AHMET SABAN

   Feyzioğlunun Ahmet…82 yaşında…Çiftçilik yaptı; dağdan taş taşıdı; un fabrikasında çalıştı; 15 sene de, İsviçre’de işçi olarak bulundu.

   Ahmet Saban; uzun boylu, zayıf, ince, biraz esmer yüzlü, dinç görünüşlü birisidir. Sakin, iyi niyetli, yardımsever birisidir. Yıllardır değişik işlerde çalışmış, çabalamış, evlatlarını yetiştirmiştir. En olumsuz tarafı, çocuk yaşta alışmış olduğu sigara alışkanlığını, bu güne kadar devam ettirmiş olmasıdır. Hac farizasını yerine getirmiş olup; 20 torun sahibidir.
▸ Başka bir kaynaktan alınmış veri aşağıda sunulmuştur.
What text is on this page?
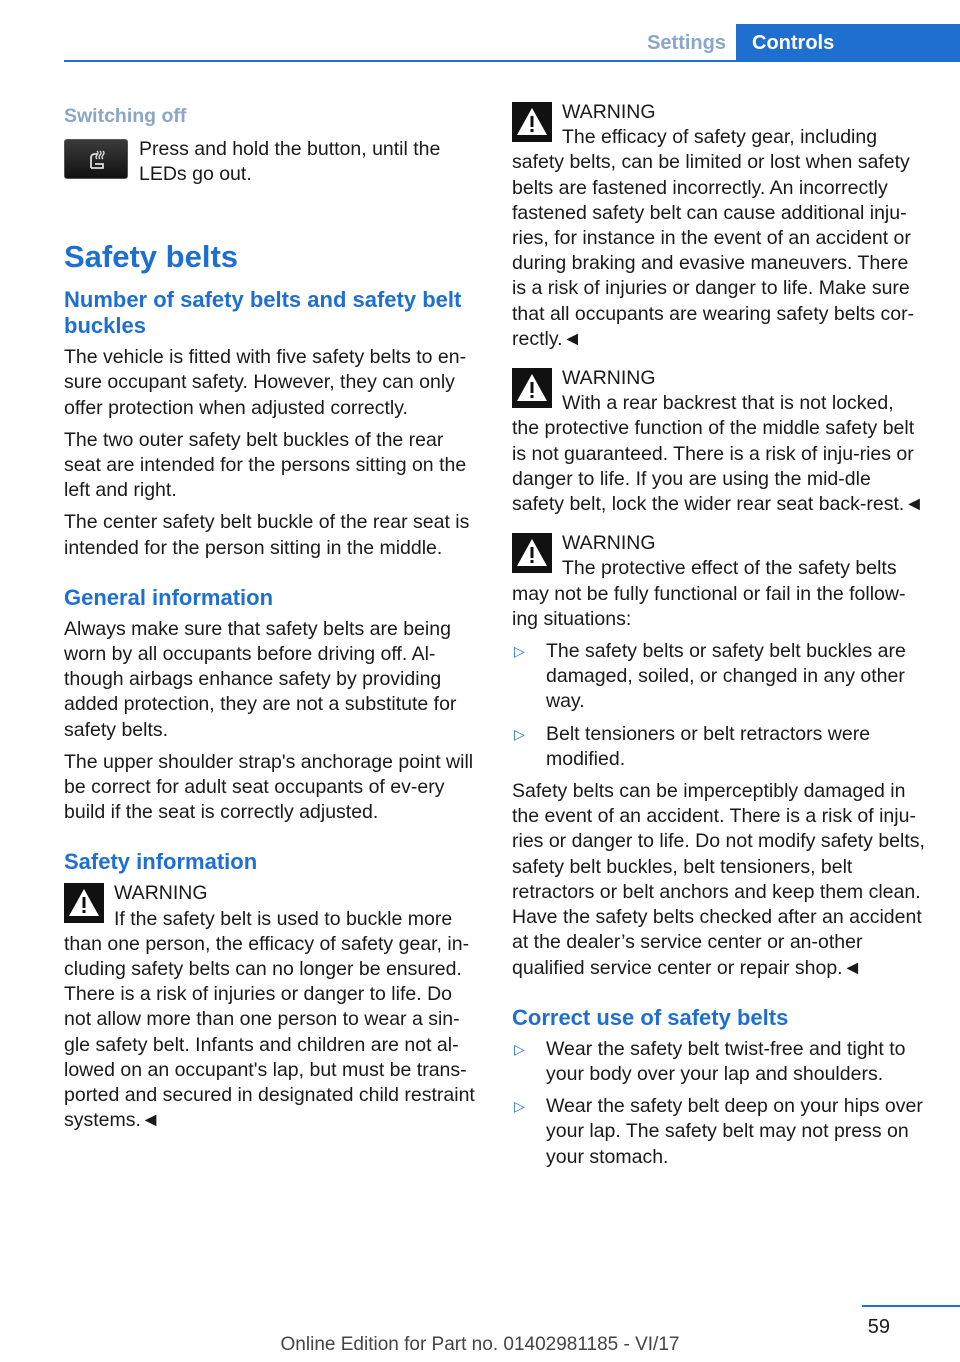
Settings	Controls
Switching off

Press and hold the button, until the LEDs go out.

Safety belts
Number of safety belts and safety belt buckles

The vehicle is fitted with five safety belts to en-sure occupant safety. However, they can only offer protection when adjusted correctly.

The two outer safety belt buckles of the rear seat are intended for the persons sitting on the left and right.

The center safety belt buckle of the rear seat is intended for the person sitting in the middle.

General information

Always make sure that safety belts are being worn by all occupants before driving off. Al-though airbags enhance safety by providing added protection, they are not a substitute for safety belts.

The upper shoulder strap's anchorage point will be correct for adult seat occupants of ev-ery build if the seat is correctly adjusted.

Safety information
WARNING
If the safety belt is used to buckle more than one person, the efficacy of safety gear, in-cluding safety belts can no longer be ensured. There is a risk of injuries or danger to life. Do not allow more than one person to wear a sin-gle safety belt. Infants and children are not al-lowed on an occupant's lap, but must be trans-ported and secured in designated child restraint systems.◄
WARNING
The efficacy of safety gear, including safety belts, can be limited or lost when safety belts are fastened incorrectly. An incorrectly fastened safety belt can cause additional inju-ries, for instance in the event of an accident or during braking and evasive maneuvers. There is a risk of injuries or danger to life. Make sure that all occupants are wearing safety belts cor-rectly.◄
WARNING
With a rear backrest that is not locked, the protective function of the middle safety belt is not guaranteed. There is a risk of inju-ries or danger to life. If you are using the mid-dle safety belt, lock the wider rear seat back-rest.◄
WARNING
The protective effect of the safety belts may not be fully functional or fail in the follow-ing situations:
▷ The safety belts or safety belt buckles are damaged, soiled, or changed in any other way.
▷ Belt tensioners or belt retractors were modified.

Safety belts can be imperceptibly damaged in the event of an accident. There is a risk of inju-ries or danger to life. Do not modify safety belts, safety belt buckles, belt tensioners, belt retractors or belt anchors and keep them clean. Have the safety belts checked after an accident at the dealer’s service center or an-other qualified service center or repair shop.◄

Correct use of safety belts
▷ Wear the safety belt twist-free and tight to your body over your lap and shoulders.
▷ Wear the safety belt deep on your hips over your lap. The safety belt may not press on your stomach.
59
Online Edition for Part no. 01402981185 - VI/17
   HAYATINIZI ANLATIR MISINIZ?

   1933’de Bolvadin’in İmaret Mahallesi’nde dünyaya gelmişim. Babamın adı Hasan Basri, çiftçilik yapardı. Dört kardeşiz. Ağabeylerim Ali Osman ve Muammer çiftçilik ederlerdi, vefat ettiler. Benim küçüğüm İbrahim ise, su işlerinde memurdu, emekli oldu. Ağabeylerim ve ben, ilkokul üçüncü sınıfa kadar okuduk. O zaman çok kişi, yokluk ve ilgisizlik yüzünden ilkokulu bitiremezdi. Küçük kardeşim ise ortaokulu bitirdi, memur oldu.
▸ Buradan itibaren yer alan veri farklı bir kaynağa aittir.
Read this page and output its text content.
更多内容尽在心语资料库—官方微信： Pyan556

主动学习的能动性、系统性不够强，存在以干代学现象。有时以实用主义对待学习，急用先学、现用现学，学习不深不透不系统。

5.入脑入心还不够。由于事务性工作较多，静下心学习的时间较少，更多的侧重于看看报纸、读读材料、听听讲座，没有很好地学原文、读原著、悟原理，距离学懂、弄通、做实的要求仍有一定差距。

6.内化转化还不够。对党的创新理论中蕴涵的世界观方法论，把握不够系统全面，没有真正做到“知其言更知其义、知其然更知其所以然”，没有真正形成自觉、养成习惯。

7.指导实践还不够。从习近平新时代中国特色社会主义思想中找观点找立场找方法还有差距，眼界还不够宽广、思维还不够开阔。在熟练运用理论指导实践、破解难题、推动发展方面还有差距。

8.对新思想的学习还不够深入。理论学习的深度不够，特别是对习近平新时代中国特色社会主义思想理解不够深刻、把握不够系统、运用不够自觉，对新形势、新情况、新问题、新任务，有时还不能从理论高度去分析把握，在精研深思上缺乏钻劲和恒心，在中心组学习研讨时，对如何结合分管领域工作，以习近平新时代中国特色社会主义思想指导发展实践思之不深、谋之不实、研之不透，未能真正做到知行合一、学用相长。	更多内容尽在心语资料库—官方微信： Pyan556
   Askerlik vaktim gelinceye kadar, babam ve kardeşlerimle birlikte çiftçilik yaptım. Ayrıca Tatlıcı Kabaklar’da çalıştım. Sütçü Şerafet Kantar’da çalıştım. Şimdiki İmaret Evlerinin olduğu yerde mandıra vardı, Orada peynir yapardık. Kiremit ve testi ocaklarında çalıştım. Askerliğimi, 36 ay olarak; Bursa, Urfa ve Hatay’da Jandarma olarak yaptım. Sadece bir kere izne gelebildim.

   NE ZAMAN EVLENDİNİZ?

   Babam; sakin, kendi halinde, îmanlı, ihlâslı, olgun bir adamdı. Harama-helale, kul hakkına çok dikkat ederdi. Çok merhametliydi; hiç küfür etmezdi. Bizi de öyle yetiştirdi. “Size haram lokma yedirmedim.” derdi. 1953 yılında Menderes, çiftçilere banka faiziyle traktör veriyordu. Babama: “Biz de alalım!” dedik. Babam şiddetle karşı çıktı: “Oğlum, faiz haramdır ve insanı iflasa götürür. Bankaya girmeyin! Orada babıcınız galsa bile goyup gaçın!..”derdi.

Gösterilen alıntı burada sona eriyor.